Microsoft to give chip makers access to WinCE 3.0 source code

InfoWorld |  Development

MICROSOFT HAS FORMED an alliance with 10 leading semiconductor makers with the aim of improving microprocessor support for its next-generation Windows CE operating system, according to Kim Akers, the director of marketing for the embedded and appliance platform group at Microsoft.

The Windows Embedded Strategic Silicon Alliance (WESSA), which will be officially unveiled Tuesday at the Microsoft Developer's Conference in Las Vegas, allows member companies access to the source code of Windows CE 3.0. By getting their hands on the source code, the companies will be able to better customize microprocessors to run the new operating system, which is also known by the code name Talisker.

Although opening the source code of an operating system is becoming more common for companies, such as Sun Microsystems, which opened parts of its Solaris OS to developers last year, one analyst questioned just how far a traditionally secretive company like Microsoft will go.
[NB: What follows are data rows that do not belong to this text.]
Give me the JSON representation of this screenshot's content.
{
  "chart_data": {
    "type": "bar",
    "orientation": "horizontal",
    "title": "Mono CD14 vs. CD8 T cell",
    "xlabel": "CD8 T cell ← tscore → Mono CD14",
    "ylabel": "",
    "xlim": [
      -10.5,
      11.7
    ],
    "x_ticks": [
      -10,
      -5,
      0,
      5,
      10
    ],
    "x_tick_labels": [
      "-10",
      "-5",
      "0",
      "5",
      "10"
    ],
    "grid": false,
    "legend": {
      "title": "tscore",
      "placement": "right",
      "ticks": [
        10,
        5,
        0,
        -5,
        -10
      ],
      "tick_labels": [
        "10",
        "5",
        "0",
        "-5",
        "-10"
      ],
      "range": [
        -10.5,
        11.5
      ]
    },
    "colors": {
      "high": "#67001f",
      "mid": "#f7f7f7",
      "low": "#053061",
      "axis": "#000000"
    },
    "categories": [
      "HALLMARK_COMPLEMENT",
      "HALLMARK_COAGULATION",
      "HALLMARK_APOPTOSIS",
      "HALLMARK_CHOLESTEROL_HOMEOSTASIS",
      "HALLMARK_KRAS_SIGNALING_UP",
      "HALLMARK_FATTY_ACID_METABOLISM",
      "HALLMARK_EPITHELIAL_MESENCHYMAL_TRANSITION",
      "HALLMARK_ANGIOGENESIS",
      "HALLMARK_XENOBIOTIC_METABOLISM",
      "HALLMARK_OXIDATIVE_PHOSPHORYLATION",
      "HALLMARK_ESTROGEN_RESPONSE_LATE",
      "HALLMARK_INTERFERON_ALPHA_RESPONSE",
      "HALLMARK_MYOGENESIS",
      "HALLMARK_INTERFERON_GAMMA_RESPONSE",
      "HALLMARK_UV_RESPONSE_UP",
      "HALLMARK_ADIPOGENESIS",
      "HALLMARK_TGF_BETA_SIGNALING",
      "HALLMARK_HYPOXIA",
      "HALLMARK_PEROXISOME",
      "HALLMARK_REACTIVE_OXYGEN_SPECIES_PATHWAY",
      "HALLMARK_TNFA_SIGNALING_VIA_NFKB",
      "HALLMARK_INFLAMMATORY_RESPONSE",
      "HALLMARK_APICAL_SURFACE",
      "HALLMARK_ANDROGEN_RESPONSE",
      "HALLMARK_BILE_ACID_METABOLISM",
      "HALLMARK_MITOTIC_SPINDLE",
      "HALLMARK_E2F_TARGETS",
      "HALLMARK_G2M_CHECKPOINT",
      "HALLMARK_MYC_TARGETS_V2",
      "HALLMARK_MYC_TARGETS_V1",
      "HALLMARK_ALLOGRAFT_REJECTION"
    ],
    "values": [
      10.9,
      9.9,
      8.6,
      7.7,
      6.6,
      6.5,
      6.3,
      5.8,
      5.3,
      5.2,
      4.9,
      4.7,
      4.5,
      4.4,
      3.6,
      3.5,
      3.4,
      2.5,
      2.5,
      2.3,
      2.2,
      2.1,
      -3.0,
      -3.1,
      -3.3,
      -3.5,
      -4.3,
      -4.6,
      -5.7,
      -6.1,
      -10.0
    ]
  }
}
"Opening up the source code is real popular, because everyone wants to be like Linux now, but Microsoft doesn't have a really good history of doing that," explained Linley Gwennap, the principal analyst at the Mountain View, Calif.-based Linley Group.

Paul Zorfass, a senior analyst for embedded systems at IDC in Framingham, Mass., feels Microsoft will have to open WinCE's source code at least enough to allow WESSA members to carve out their own improvements to the OS.

"I think they will have to open the code, because in the embedded and appliance market areas we have industrial and consumer devices where the software is so interwoven with the hardware as a firmware that there will be a requirement for [Microsoft] to do some show and tell and for the chip builders to be able to modify and reflect the optimization they have done in their chips," Zorfass said.

Akers said that Microsoft will work with WESSA members to optimize its silicon to the individual components of WinCE such as the browser component, or the TCIP component, and that WESSA members would not be making modifications to WinCE.

"If you use an ARM processor, and you pick that component [of WinCE], all of the latest ARM technology will already be incorporated into the CE OS," Akers said.

The 10 charter members of WESSA are ARM, Alchemy Semiconductor, Cirrus Logic, Hitachi, Intel, MIPS Technologies, National Semiconductor, NEC, Texas Instruments, and Toshiba.

Since it launched Version 2.0 of the Windows CE operating system in 1997, Redmond, Wash.-based Microsoft has been facing fierce competition in the operating system space. Although several companies have licensed Palm's OS for their PDAs, a growing number of prototype devices have also been shown running a version of the free Linux OS, and some competitors, such as Sharp, have been using OSes developed in-house.